Along the way, Zaoui played a key role in some of the region’s most high-profile deals, including helping three French companies fend off hostile takeovers by rivals: oil concern Elf Aquitaine against Total Fina in 1999, aluminum maker Pechiney against Alcan in 2003 and pharmaceuticals manufacturer Aventis against Sanofi-Synthélabo in 2004; all three cases resulted in friendly mergers. More recently, in August, Zaoui was a lead adviser for GDF Suez’s reverse acquisition of the U.K.’s International Power.
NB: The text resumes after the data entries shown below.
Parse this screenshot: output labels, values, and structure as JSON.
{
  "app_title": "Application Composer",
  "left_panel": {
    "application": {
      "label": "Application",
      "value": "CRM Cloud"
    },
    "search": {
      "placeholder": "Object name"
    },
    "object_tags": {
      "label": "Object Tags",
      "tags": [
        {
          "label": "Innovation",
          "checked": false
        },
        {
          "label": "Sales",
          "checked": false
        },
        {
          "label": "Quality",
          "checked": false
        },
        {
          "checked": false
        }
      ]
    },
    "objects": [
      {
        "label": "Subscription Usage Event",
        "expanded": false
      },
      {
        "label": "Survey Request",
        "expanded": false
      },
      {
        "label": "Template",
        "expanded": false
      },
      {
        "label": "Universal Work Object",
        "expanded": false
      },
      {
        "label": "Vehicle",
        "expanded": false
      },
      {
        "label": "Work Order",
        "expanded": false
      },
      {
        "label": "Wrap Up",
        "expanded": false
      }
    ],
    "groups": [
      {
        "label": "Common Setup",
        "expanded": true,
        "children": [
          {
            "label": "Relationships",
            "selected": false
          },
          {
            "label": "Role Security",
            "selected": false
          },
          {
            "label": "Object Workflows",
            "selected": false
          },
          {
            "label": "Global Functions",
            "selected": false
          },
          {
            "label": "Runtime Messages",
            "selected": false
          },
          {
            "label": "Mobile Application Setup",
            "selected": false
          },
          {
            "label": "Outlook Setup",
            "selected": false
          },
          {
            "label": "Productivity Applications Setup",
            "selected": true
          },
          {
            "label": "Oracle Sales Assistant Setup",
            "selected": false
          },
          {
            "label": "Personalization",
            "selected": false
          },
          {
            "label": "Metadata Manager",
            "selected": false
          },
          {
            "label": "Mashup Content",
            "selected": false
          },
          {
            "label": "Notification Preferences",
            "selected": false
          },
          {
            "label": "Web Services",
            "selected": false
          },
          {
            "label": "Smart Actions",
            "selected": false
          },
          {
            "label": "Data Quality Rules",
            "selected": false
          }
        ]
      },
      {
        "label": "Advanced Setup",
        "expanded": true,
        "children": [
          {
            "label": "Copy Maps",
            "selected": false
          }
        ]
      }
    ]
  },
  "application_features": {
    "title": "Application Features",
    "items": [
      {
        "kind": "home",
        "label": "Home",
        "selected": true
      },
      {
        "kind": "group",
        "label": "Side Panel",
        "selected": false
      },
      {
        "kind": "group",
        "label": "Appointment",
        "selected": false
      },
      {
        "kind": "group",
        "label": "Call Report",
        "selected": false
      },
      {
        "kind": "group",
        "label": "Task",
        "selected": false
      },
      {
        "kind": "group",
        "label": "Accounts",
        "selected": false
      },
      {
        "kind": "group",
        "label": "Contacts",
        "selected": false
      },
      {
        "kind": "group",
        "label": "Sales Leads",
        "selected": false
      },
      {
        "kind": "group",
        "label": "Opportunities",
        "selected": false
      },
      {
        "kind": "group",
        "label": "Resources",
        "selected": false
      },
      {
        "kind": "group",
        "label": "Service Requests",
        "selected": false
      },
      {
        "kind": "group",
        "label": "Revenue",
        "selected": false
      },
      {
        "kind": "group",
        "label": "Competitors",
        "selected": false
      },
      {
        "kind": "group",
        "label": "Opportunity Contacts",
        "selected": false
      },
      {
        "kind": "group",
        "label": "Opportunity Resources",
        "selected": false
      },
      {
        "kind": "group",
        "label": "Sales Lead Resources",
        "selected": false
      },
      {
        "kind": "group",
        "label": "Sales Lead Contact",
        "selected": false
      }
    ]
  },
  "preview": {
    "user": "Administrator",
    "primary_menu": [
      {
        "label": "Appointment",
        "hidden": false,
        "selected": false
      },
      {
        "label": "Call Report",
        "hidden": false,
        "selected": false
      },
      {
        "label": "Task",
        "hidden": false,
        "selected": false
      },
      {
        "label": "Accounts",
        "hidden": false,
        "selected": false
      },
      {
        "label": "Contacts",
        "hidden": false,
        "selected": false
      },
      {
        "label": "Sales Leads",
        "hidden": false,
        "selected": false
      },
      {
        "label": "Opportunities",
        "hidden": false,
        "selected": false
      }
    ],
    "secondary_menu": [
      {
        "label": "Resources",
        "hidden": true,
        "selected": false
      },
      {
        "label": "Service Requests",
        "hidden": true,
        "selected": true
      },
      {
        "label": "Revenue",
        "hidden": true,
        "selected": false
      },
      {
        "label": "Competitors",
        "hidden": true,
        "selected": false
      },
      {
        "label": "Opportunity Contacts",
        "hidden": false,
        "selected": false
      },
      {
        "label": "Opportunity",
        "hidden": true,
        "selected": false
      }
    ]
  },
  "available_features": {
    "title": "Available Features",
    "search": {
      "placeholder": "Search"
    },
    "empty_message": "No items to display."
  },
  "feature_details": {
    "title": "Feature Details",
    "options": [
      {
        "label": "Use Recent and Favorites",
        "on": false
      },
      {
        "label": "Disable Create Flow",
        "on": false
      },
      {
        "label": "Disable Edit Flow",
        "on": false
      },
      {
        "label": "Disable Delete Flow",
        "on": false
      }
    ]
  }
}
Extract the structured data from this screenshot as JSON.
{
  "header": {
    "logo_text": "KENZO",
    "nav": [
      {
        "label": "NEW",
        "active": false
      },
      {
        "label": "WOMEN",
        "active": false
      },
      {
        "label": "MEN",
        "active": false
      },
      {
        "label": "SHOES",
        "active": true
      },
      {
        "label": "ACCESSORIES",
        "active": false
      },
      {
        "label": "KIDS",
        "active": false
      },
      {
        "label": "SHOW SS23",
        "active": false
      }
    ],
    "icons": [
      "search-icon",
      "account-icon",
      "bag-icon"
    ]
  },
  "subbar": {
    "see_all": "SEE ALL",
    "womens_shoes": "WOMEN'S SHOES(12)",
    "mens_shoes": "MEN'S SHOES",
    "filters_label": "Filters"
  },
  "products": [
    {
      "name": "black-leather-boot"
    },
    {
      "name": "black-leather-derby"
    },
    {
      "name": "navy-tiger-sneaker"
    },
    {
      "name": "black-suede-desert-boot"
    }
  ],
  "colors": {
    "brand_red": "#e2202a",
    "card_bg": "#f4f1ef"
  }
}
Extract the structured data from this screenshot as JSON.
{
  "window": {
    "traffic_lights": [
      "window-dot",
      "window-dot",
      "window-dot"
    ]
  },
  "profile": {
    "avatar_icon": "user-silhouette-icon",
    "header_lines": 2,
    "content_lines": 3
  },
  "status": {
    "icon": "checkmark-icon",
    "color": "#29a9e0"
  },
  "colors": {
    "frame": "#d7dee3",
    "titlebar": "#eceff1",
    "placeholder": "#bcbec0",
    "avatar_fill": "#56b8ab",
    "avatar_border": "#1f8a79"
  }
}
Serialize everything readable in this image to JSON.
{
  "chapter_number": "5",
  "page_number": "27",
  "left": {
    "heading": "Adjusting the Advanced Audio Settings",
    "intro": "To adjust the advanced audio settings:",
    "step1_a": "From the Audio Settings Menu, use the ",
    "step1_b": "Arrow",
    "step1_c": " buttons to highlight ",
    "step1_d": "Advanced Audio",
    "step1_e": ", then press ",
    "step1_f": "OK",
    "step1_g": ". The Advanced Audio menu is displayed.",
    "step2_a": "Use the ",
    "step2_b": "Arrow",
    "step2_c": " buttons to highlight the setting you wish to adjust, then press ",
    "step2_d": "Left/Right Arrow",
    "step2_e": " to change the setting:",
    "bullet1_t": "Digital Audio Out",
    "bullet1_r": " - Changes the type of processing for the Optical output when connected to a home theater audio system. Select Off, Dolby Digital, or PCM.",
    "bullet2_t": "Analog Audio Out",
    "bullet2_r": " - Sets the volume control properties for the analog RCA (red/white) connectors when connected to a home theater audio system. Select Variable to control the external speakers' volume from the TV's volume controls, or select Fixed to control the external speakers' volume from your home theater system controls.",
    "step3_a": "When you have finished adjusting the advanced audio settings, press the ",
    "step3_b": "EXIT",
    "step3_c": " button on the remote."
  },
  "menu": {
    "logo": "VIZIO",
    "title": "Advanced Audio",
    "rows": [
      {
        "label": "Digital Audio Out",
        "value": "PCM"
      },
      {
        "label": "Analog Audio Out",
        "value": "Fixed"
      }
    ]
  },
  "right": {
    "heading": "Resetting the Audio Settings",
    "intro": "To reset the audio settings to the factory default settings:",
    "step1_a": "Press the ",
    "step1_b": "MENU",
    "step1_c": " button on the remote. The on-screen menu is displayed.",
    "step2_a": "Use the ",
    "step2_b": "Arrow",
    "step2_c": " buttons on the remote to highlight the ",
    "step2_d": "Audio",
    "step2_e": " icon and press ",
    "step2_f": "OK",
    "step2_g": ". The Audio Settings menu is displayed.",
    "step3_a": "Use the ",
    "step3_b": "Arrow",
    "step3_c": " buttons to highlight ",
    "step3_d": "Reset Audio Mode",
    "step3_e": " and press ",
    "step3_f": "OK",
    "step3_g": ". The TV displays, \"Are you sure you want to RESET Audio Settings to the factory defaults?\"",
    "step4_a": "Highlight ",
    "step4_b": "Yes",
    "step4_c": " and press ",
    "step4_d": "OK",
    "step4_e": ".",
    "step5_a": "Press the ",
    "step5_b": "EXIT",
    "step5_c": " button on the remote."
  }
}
His work at the vanguard of Europe’s takeover wave brought him into close contact with his elder brother, Michael, who had risen to head European M&A at arch-rival Morgan Stanley. In fact, Zaoui sat across the negotiating table from his brother during the Alcan-Pechiney deal. He insists that in more than two decades of working on opposing sides of deals, “there was never an issue between us.”
The son of a United Nations lawyer who ran food aid programs, mainly in Africa, Zaoui says his father’s best advice was “Be yourself.” For Zaoui, a French national born in Morocco and raised in Italy, investment banking seemed the most exciting way to follow that advice. He left Italy in 1977 for Paris, where he earned a business degree from École des Hautes Études Commerciales in 1982, followed by a diploma in finance from Paris Dauphine University in 1983. He spent three years with Arthur Andersen in France, then headed to the U.S. for an MBA from Stanford University’s Graduate School of Business before Goldman recruited him in 1988.
Zaoui’s enthusiasm has a profound impact on clients. “Yoel continually impressed us with his commitment, passion for the deal, energy, innovation and strategic thinking,” says Aditya Mittal, CFO of ArcelorMittal. Zaoui was Goldman’s lead adviser when India’s Mittal Steel Co. opted to make a hostile bid for Arcelor in 2006.
These days, Zaoui is recruiting managing directors as part of Goldman’s renewed commitment to clients — a rare step for a bank that usually promotes from within. “The future is exciting because in the medium to long term, companies will look to new markets for growth,” he says. “It’s going to be fascinating to see the sort of deals that will unfold. Pioneering work like helping put Goldman Sachs on the map in Europe is not something that will be repeated in career terms, but there are some new and equally fascinating challenges ahead for the next generation of bankers.”